For an instant a smile lingered at her lips, but it seemed to come hard. It was all too plain that she hadn't smiled many times in the past days. But for some unaccountable reason Bruce's heart leaped when he saw it. It had potentialities, that smile. It seemed to light her whole face. He was suddenly exultant at the thought that once he understood everything, he might bring about such changes that he could see it often.

"They were just baby letters from—from Linda-Tinda to Bwovaboo—letters about the deer and the berries and the squirrels—and all the wild things that lived up here."

"Berries!" Bruce cried. "I had some on the way up." His tone wavered, and he seemed to be speaking far away. "I had some once—long ago."

"Yes. You will understand, soon. I didn't understand why you didn't answer my letters. I understand now, though. You never got them."

"No. I never got them. But there are several Duncans in my city. They might have gone astray."

"They went astray—but it was before they ever reached the post-office. They were never mailed, Bruce. I was to know why, later. Even then it was part of the plan that I should never get in communication with you again—that you would be lost to me forever.

"When I got older, I tried other tacks. I wrote to the asylum, enclosing a letter to you. But those letters were not mailed, either.

"Now we can skip a long time. I grew up. I knew everything at last and no longer lived with the family I mentioned before. I came here, to this old house—and made it decent to live in. I cut my own wood for my fuel except when one of the men tried to please me by cutting it for me. I wouldn't use it at first. Oh, Bruce—I wouldn't touch it!"

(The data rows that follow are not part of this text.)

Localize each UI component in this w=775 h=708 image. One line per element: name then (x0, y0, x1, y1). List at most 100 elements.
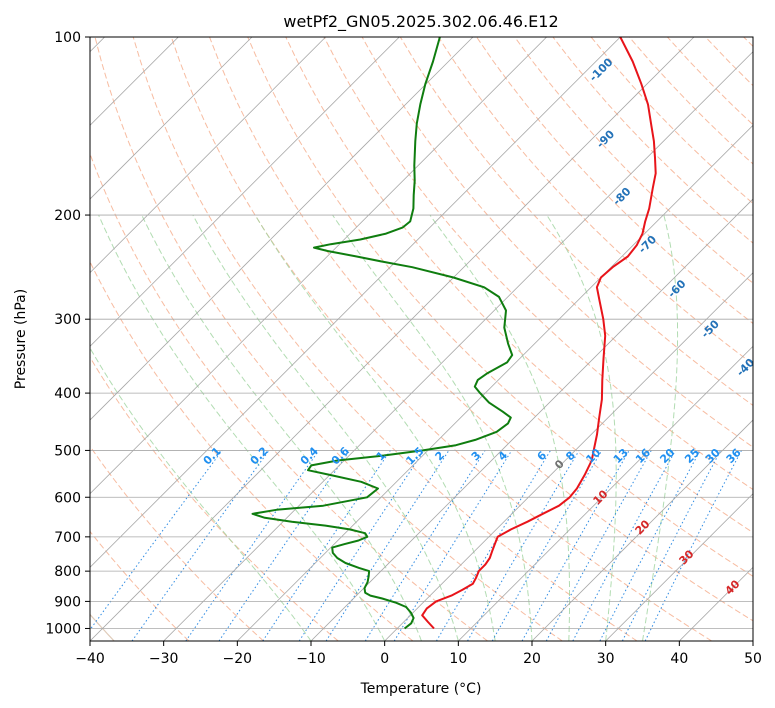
y-axis-label: Pressure (hPa) (13, 289, 29, 389)
y-tick-label: 900 (54, 594, 81, 610)
mixing-ratio-label: 20 (657, 446, 677, 466)
mixing-ratio-label: 1 (374, 449, 389, 464)
x-tick-label: 10 (449, 651, 467, 667)
x-tick-label: 20 (523, 651, 541, 667)
isotherm-line (752, 640, 753, 641)
mixing-ratio-label: 8 (563, 449, 578, 464)
y-tick-label: 200 (54, 208, 81, 224)
dry-adiabat-line (590, 37, 753, 205)
isotherm-line (605, 493, 753, 641)
background-lines (90, 37, 753, 641)
mixing-ratio-line (467, 450, 580, 641)
dry-adiabat-label: -80 (610, 185, 633, 208)
x-tick-label: −20 (223, 651, 253, 667)
mixing-ratio-label: 2 (433, 449, 448, 464)
dry-adiabat-label: 10 (591, 487, 611, 507)
y-tick-label: 100 (54, 30, 81, 46)
mixing-ratio-line (262, 450, 391, 641)
dry-adiabat-label: -100 (587, 55, 616, 84)
isotherm-line (531, 419, 753, 641)
dry-adiabat-line (514, 37, 753, 284)
mixing-ratio-line (185, 450, 320, 641)
dewpoint-line (251, 37, 514, 630)
dry-adiabat-line (90, 445, 264, 641)
moist-adiabat-line (332, 214, 533, 641)
profile-series (251, 37, 657, 630)
mixing-ratio-line (545, 450, 652, 641)
mixing-ratio-line (298, 450, 425, 641)
mixing-ratio-line (90, 450, 223, 631)
y-tick-label: 300 (54, 312, 81, 328)
y-axis: 100 200 300 400 500 600 700 800 900 1000 (45, 30, 90, 637)
dry-adiabat-label: 0 (552, 457, 567, 472)
dry-adiabat-line (132, 37, 638, 641)
mixing-ratio-line (218, 450, 351, 641)
dry-adiabat-line (552, 37, 753, 244)
mixing-ratio-label: 36 (724, 446, 744, 466)
x-tick-label: 30 (597, 651, 615, 667)
mixing-ratio-line (393, 450, 513, 641)
mixing-ratio-label: 13 (611, 446, 631, 466)
isotherm-line (90, 37, 326, 274)
dry-adiabat-line (90, 260, 414, 641)
dry-adiabat-label: 30 (677, 547, 697, 567)
dry-adiabat-label: 20 (633, 517, 653, 537)
dry-adiabat-line (247, 37, 753, 577)
isotherm-line (90, 37, 400, 347)
x-axis: −40 −30 −20 −10 0 10 20 30 40 50 (75, 641, 762, 667)
isotherm-line (237, 124, 753, 641)
isotherm-line (310, 198, 753, 641)
dry-adiabat-label: -90 (594, 127, 617, 150)
mixing-ratio-line (599, 450, 701, 641)
line-labels: -100-90-80-70-60-50-40-30-20-10010203040… (201, 55, 757, 597)
moist-adiabat-line (192, 214, 459, 641)
mixing-ratio-label: 30 (703, 446, 723, 466)
isotherm-line (384, 272, 753, 641)
mixing-ratio-label: 0.1 (201, 445, 224, 468)
isotherm-line (90, 37, 253, 200)
dry-adiabat-label: -70 (636, 233, 659, 256)
isotherm-line (90, 37, 621, 568)
x-tick-label: −30 (149, 651, 179, 667)
isotherm-line (90, 37, 547, 495)
y-tick-label: 500 (54, 443, 81, 459)
plot-frame (89, 36, 754, 642)
moist-adiabat-line (254, 214, 496, 641)
x-tick-label: 0 (380, 651, 389, 667)
y-tick-label: 400 (54, 386, 81, 402)
mixing-ratio-line (621, 450, 722, 641)
x-tick-label: 40 (670, 651, 688, 667)
dry-adiabat-line (170, 37, 712, 641)
dry-adiabat-line (743, 37, 753, 48)
dry-adiabat-line (90, 356, 339, 641)
temperature-line (421, 37, 657, 630)
dry-adiabat-line (209, 37, 753, 622)
moist-adiabat-line (642, 214, 679, 641)
moist-adiabat-line (141, 214, 422, 641)
y-tick-label: 1000 (45, 621, 81, 637)
dry-adiabat-line (285, 37, 753, 534)
mixing-ratio-line (644, 450, 742, 641)
x-tick-label: 50 (744, 651, 762, 667)
mixing-ratio-label: 25 (682, 446, 702, 466)
x-tick-label: −40 (75, 651, 105, 667)
mixing-ratio-label: 3 (469, 449, 484, 464)
dry-adiabat-line (437, 37, 753, 365)
y-tick-label: 600 (54, 490, 81, 506)
dry-adiabat-label: -50 (699, 317, 722, 340)
dry-adiabat-label: -60 (665, 277, 688, 300)
dry-adiabat-line (705, 37, 753, 87)
mixing-ratio-line (521, 450, 630, 641)
isotherm-line (90, 37, 695, 641)
chart-title: wetPf2_GN05.2025.302.06.46.E12 (283, 12, 558, 32)
isotherm-line (90, 37, 474, 421)
dry-adiabat-label: -40 (734, 356, 757, 379)
isotherm-line (458, 345, 753, 641)
mixing-ratio-line (325, 450, 450, 641)
dry-adiabat-line (90, 152, 488, 641)
dry-adiabat-line (90, 530, 190, 641)
moist-adiabat-line (90, 347, 312, 641)
y-tick-label: 700 (54, 530, 81, 546)
isotherm-line (679, 566, 753, 641)
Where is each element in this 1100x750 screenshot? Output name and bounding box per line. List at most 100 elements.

Her face was no longer lovely. It was drawn with terrible passions. But she quieted at once.

"At last I saw plainly that I was a little fool—that all they would do for me, the better off I was. At first, I almost starved to death because I wouldn't use the food that they sent me. I tried to grub it out of the hills. But I came to it at last. But, Bruce, there were many things I didn't come to. Since I learned the truth, I have never given one of them a smile except in scorn, not a word that wasn't a word of hate.